Varley’s company primarily produces general-purpose chips, which are well suited not only to handling large volumes of AI inferences but can also be adapted to practically any task that requires computing power.
But for optimal efficiency, many data centers incorporate accelerators such as GPUs (graphics processing units). This practice is called domain-specific architecture, or heterogeneous computing.
“Utilizing accelerators is a good way to do that, and especially accelerators that are specialized to models and different types of computing needs.”
At its very core, reducing AI’s environmental and financial burden is all about the cost per inference.
Ampere’s AI Platform Alliance on a sustainability mission
“You’re seeing here a really disruptive change in the way that you can actually do AI inference processing. The whole objective of all of this is to bring down the cost per inference, or decision made, when you pass a token to a model,” Varley explained. “We’ve got to bring that cost down by orders of magnitude – to make it more sustainable, to make it more cost effective – because those two things go together.”

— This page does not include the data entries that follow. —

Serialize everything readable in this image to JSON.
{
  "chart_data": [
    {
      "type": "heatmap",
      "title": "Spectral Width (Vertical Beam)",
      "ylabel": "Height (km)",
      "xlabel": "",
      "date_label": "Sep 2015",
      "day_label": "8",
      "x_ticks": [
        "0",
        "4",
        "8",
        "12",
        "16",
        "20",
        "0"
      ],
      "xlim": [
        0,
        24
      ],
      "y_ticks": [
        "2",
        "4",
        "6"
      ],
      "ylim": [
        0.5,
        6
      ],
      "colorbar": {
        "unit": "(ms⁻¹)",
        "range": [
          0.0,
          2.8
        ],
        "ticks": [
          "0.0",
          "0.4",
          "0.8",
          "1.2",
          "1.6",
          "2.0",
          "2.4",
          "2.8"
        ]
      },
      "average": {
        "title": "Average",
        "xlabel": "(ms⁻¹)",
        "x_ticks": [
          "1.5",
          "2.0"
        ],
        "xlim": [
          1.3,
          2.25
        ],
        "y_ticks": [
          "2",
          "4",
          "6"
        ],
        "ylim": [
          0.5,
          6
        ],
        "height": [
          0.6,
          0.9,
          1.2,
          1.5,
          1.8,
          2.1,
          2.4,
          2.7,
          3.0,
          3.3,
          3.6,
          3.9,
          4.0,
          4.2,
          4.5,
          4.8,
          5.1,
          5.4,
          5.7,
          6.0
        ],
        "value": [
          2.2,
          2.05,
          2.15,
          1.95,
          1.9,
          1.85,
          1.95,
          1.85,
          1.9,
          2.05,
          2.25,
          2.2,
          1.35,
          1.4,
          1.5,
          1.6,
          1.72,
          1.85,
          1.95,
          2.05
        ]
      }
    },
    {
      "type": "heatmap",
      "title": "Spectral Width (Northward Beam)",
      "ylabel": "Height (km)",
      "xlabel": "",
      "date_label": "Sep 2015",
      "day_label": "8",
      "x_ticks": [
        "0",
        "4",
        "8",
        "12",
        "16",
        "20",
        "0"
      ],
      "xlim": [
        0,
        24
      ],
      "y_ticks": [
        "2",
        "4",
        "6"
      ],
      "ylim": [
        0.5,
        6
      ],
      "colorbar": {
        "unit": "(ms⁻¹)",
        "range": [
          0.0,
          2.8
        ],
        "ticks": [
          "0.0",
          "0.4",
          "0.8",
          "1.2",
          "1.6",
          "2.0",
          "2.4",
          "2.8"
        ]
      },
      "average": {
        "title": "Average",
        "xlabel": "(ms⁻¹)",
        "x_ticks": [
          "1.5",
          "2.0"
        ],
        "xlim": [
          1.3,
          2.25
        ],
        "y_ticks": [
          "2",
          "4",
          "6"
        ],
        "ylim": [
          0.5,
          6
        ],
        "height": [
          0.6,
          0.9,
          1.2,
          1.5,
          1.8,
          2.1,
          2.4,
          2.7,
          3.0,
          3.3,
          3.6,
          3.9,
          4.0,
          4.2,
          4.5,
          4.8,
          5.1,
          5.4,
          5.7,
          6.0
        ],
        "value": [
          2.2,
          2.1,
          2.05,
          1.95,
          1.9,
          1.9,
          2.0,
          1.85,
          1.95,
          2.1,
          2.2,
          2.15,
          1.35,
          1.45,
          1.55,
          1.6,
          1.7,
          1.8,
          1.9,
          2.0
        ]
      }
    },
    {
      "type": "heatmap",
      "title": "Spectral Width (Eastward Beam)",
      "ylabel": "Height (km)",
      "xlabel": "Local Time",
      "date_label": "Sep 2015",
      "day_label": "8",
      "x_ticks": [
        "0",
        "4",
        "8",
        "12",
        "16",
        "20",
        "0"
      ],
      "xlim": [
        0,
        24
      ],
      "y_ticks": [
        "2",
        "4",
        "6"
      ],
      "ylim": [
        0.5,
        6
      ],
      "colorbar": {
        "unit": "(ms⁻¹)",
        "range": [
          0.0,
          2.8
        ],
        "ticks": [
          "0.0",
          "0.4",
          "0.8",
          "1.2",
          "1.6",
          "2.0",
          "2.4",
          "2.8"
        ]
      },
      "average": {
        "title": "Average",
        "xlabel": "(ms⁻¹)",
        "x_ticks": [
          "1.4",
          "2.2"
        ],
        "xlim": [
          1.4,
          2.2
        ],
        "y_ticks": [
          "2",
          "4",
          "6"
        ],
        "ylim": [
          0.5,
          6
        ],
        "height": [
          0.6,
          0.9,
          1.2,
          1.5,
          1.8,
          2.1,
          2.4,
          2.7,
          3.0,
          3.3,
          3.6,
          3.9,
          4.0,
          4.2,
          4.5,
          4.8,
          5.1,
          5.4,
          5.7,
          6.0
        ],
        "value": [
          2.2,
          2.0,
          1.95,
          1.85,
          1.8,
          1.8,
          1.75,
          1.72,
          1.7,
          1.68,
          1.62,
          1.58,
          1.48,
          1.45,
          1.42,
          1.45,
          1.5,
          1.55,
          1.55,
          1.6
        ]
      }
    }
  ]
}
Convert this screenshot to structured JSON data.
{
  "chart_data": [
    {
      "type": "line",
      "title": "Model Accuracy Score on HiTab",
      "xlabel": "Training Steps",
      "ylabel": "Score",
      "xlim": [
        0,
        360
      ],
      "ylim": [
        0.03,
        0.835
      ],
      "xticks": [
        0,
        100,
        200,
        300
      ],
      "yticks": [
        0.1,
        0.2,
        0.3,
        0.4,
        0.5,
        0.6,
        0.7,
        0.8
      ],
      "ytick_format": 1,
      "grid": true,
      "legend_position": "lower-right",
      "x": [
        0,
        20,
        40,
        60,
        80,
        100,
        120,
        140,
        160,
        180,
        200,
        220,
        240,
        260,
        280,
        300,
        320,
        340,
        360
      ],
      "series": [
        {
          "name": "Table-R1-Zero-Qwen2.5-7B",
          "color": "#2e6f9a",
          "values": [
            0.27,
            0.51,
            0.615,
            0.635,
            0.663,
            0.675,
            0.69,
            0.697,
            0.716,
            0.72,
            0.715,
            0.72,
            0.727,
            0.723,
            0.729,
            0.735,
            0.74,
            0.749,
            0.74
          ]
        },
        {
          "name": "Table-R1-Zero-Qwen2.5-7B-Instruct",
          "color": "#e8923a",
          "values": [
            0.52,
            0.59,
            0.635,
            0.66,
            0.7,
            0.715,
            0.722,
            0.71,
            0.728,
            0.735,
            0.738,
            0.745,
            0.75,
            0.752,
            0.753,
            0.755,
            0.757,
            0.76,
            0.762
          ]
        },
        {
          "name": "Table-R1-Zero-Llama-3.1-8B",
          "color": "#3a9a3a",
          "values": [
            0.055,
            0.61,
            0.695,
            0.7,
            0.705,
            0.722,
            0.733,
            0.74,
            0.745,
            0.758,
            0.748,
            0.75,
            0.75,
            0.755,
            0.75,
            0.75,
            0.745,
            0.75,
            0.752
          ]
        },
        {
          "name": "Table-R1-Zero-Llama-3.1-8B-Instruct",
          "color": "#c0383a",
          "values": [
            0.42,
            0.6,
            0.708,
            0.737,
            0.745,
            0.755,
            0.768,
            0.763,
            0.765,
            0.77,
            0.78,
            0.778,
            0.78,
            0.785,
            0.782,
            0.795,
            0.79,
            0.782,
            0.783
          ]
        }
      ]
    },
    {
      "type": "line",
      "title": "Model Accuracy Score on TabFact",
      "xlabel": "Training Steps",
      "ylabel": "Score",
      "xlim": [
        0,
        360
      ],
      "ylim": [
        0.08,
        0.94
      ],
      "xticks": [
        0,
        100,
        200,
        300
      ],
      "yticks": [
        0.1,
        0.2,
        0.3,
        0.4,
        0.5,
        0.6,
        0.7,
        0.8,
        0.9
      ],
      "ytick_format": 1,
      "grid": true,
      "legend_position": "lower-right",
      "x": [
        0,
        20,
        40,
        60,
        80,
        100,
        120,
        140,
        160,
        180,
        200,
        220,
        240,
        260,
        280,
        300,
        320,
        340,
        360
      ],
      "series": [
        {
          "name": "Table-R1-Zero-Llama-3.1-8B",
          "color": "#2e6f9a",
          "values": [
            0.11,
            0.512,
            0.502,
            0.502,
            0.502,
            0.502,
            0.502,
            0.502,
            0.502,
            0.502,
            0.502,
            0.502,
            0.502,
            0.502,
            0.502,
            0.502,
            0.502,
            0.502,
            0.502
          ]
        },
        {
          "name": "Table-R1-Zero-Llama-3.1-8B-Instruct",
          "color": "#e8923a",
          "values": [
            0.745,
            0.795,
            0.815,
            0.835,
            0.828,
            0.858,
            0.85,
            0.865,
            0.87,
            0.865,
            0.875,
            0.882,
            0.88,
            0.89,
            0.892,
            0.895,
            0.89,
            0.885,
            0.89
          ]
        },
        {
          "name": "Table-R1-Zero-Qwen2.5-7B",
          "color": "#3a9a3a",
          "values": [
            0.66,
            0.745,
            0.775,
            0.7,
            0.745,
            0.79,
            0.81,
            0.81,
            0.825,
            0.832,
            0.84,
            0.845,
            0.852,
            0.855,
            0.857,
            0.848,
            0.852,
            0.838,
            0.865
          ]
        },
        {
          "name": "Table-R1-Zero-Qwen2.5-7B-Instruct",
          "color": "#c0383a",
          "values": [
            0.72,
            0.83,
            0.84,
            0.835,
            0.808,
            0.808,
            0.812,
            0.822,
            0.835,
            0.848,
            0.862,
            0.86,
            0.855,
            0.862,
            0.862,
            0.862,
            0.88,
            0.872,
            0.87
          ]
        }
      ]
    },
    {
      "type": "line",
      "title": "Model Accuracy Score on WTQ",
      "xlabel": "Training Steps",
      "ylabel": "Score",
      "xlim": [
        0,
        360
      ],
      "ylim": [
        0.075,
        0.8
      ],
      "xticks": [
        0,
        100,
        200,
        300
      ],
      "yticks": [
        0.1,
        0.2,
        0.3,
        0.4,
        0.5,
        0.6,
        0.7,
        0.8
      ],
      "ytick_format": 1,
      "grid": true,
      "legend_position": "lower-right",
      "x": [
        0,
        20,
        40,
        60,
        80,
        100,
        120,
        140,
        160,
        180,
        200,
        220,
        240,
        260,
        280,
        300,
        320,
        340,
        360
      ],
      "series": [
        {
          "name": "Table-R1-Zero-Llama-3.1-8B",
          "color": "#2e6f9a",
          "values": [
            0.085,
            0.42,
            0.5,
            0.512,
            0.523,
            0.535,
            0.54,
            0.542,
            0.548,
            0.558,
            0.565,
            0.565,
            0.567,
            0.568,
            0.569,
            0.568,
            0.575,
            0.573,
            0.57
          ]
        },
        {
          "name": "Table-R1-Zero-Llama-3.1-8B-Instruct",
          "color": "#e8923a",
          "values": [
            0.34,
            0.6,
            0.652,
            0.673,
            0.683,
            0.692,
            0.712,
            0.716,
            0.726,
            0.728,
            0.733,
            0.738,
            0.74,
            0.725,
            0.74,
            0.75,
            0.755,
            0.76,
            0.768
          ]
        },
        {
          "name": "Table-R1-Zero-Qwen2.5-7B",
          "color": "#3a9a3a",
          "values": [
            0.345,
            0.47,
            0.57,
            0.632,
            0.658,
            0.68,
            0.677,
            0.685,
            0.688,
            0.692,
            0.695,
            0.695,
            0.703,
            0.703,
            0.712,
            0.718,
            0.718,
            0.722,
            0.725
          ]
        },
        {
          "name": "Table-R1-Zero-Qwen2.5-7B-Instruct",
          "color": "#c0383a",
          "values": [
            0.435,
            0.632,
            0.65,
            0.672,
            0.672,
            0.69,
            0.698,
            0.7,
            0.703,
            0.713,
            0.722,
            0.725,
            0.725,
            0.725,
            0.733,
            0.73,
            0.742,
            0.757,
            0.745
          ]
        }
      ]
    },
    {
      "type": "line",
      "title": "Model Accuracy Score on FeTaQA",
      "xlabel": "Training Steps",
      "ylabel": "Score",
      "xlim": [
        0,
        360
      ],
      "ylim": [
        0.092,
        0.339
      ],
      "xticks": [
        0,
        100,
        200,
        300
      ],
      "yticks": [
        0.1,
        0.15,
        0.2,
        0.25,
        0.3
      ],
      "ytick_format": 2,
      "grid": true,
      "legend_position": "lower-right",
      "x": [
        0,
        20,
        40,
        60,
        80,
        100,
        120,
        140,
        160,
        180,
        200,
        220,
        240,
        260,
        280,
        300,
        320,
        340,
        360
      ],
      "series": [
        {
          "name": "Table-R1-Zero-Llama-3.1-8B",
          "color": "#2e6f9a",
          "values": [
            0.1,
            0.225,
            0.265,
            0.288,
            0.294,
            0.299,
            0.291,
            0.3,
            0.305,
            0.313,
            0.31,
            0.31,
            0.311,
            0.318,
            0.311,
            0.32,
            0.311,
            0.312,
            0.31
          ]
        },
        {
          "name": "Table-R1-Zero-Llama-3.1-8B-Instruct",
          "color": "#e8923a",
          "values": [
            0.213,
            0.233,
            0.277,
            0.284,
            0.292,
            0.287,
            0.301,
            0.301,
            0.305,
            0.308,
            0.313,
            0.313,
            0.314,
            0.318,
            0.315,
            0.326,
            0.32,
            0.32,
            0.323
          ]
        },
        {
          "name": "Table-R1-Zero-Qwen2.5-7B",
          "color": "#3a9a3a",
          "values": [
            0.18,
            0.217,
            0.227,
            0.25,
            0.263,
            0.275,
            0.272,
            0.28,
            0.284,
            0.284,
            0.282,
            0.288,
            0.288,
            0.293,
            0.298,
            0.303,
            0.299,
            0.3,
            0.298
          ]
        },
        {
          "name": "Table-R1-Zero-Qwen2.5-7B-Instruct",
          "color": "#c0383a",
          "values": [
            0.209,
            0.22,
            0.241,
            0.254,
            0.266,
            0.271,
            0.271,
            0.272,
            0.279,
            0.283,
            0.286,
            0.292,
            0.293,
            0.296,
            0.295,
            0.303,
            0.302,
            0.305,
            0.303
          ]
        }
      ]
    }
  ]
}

Varley and his team at Ampere recently launched an alliance to get the ball rolling on domain-specific computing: “We call it the AI Platform Alliance,” he revealed. “It’s really about AI efficiency and AI sustainability, and the combination of best-in-class accelerators with best-in-class power efficient, general-purpose processing.”
With demand for AI tech unlikely to subside anytime soon, Varley’s sustainability mission could be crucial for the future of the industry.
“The demand is actually growing astronomically, especially right now with the AI hype cycle that’s been going on in the industry,” he told the conference. “The demand for compute is inexorable. It’s always just continuing to build. And why? Because we are very innovative creatures. We keep coming up with new things to do, and AI is now in that wave of building more of what we can actually do.”
As the AI revolution unfolds, Varley and his alliance could be the ones ensuring that sustainability doesn’t fall by the wayside.
“I think that being able to allocate the right compute resources to solve those types of problems and get those sorts of insights is the next infrastructural software problem to solve.”